In her speech accepting the Democratic Party’s nomination at its convention in Chicago last month, Ms. Harris tweaked her previous claims about her opponent’s intentions and instead focused, more accurately, on Mr. Trump’s past actions: “We are not going back to when he tried to get rid of the Affordable Care Act, when insurance companies could deny people with pre-existing conditions.”
And in an interview with CNN last month, Ms. Harris cited a specific example of a “grandmother” in Nevada who was saving hundreds of dollars a month on insulin thanks to a price cap enacted by the Biden administration. By focusing on one individual’s experience, Ms. Harris was able to avoid speaking overly broadly about the price cap’s impact, as President Biden has done when he overstated its average impact.

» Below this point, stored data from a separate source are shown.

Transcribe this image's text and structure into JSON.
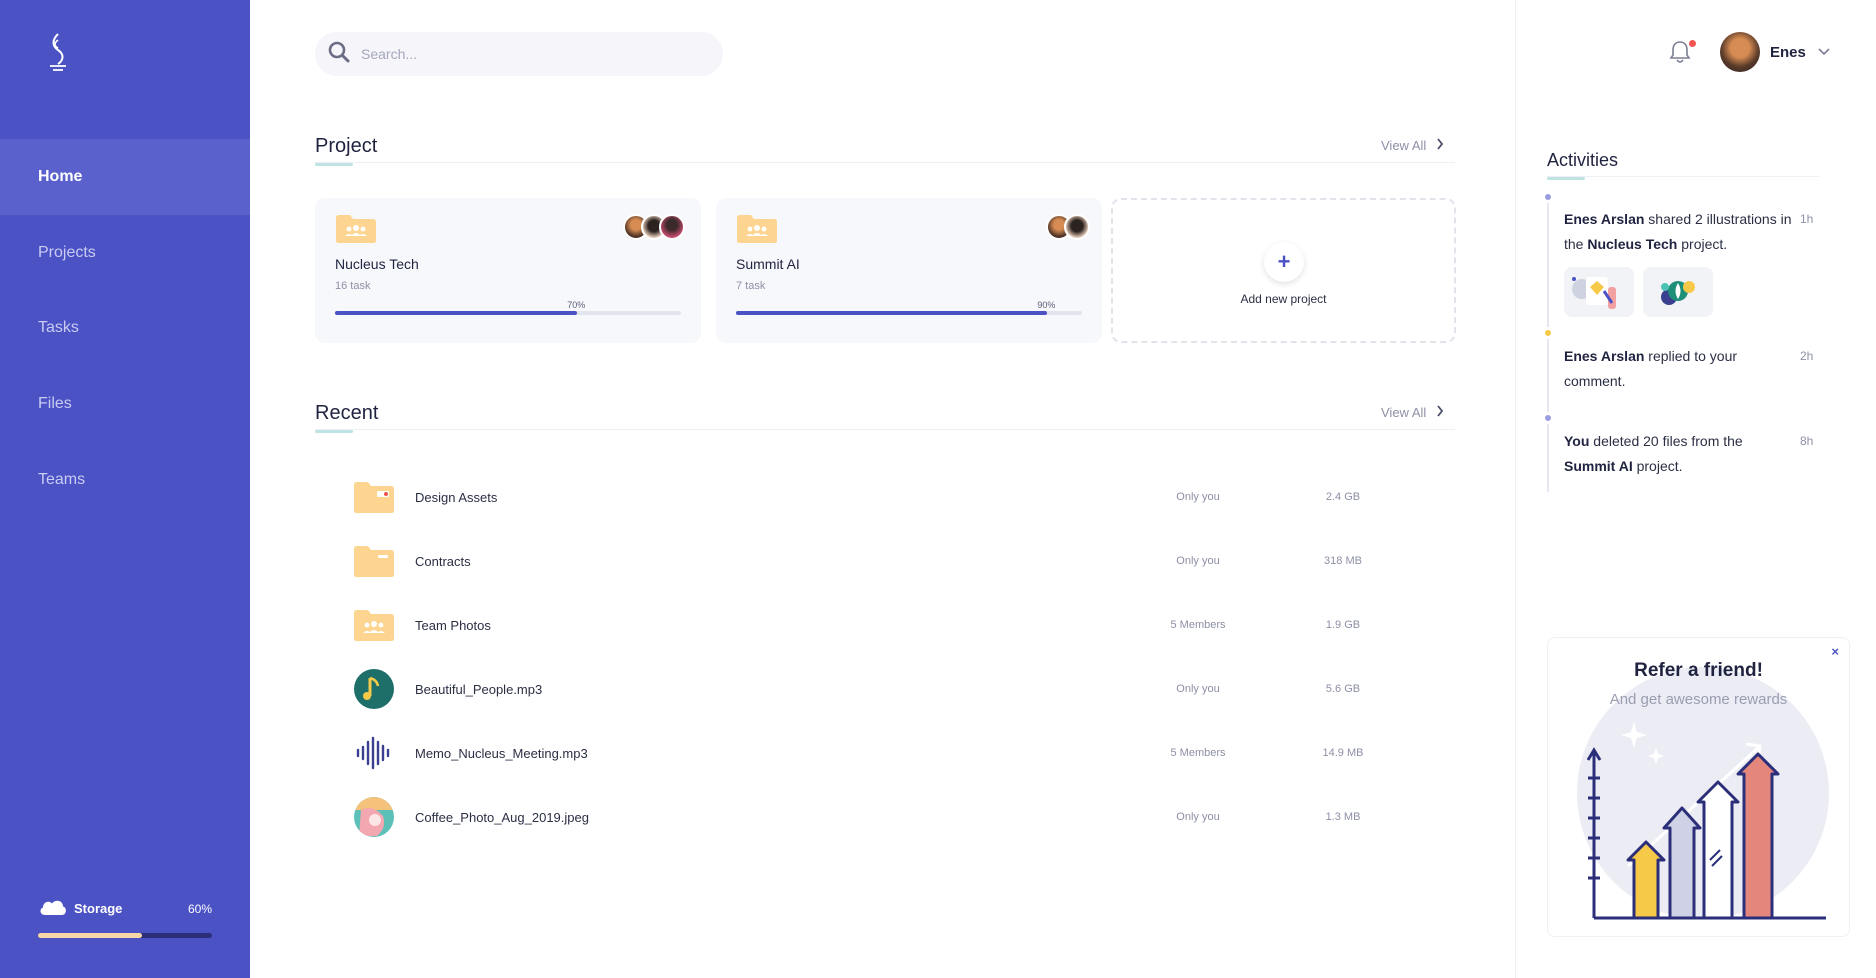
{
  "sidebar": {
    "logo": "logo-icon",
    "items": [
      {
        "label": "Home",
        "active": true
      },
      {
        "label": "Projects",
        "active": false
      },
      {
        "label": "Tasks",
        "active": false
      },
      {
        "label": "Files",
        "active": false
      },
      {
        "label": "Teams",
        "active": false
      }
    ],
    "storage": {
      "label": "Storage",
      "percent_label": "60%",
      "percent": 60
    }
  },
  "search": {
    "placeholder": "Search..."
  },
  "projects_section": {
    "title": "Project",
    "view_all": "View All",
    "cards": [
      {
        "name": "Nucleus Tech",
        "tasks": "16 task",
        "progress_label": "70%",
        "progress": 70
      },
      {
        "name": "Summit AI",
        "tasks": "7 task",
        "progress_label": "90%",
        "progress": 90
      }
    ],
    "add_label": "Add new project"
  },
  "recent_section": {
    "title": "Recent",
    "view_all": "View All",
    "files": [
      {
        "name": "Design Assets",
        "access": "Only you",
        "size": "2.4 GB",
        "icon": "folder-icon"
      },
      {
        "name": "Contracts",
        "access": "Only you",
        "size": "318 MB",
        "icon": "folder-icon"
      },
      {
        "name": "Team Photos",
        "access": "5 Members",
        "size": "1.9 GB",
        "icon": "team-folder-icon"
      },
      {
        "name": "Beautiful_People.mp3",
        "access": "Only you",
        "size": "5.6 GB",
        "icon": "music-icon"
      },
      {
        "name": "Memo_Nucleus_Meeting.mp3",
        "access": "5 Members",
        "size": "14.9 MB",
        "icon": "audio-wave-icon"
      },
      {
        "name": "Coffee_Photo_Aug_2019.jpeg",
        "access": "Only you",
        "size": "1.3 MB",
        "icon": "photo-icon"
      }
    ]
  },
  "header": {
    "user_name": "Enes"
  },
  "activities": {
    "title": "Activities",
    "items": [
      {
        "actor": "Enes Arslan",
        "text1": " shared 2 illustrations in the ",
        "target": "Nucleus Tech",
        "text2": " project.",
        "time": "1h"
      },
      {
        "actor": "Enes Arslan",
        "text1": " replied to your comment.",
        "time": "2h"
      },
      {
        "actor": "You",
        "text1": " deleted 20 files from the ",
        "target": "Summit AI",
        "text2": " project.",
        "time": "8h"
      }
    ]
  },
  "refer": {
    "title": "Refer a friend!",
    "subtitle": "And get awesome rewards",
    "close": "×"
  },
  "colors": {
    "sidebar": "#4b52c4",
    "accent": "#4b52c4",
    "folder": "#fdd590"
  }
}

Harris and Trump both employ purposeful ambiguity.
In general, Ms. Harris offers few details and instead describes her background and proposals and even criticisms of Mr. Trump in broad, thematic terms, with few specific facts and fewer factual errors.
For example, Ms. Harris often alludes to Project 2025, a set of right-wing policy proposals. But she rarely devotes time to particulars.
“Just look at his Project 2025 agenda,” she said in several rallies, without much further explanation, letting voters fill in the blanks. “I can’t believe they put that in writing.”
While neither Mr. Trump nor his campaign created Project 2025, there are many ties between his administration and the project, and there is some overlap between the proposals and Mr. Trump’s agenda and actions during his term in office.
Mr. Trump too can be vague, and his positions on politically disadvantageous issues like abortion and health care can be hard to pin down.
Mr. Trump has said on social media he was “not running to terminate” the Affordable Care Act, and said in August that would keep the law in place “unless we can do something much better. We’ll keep it. But we can do much better.”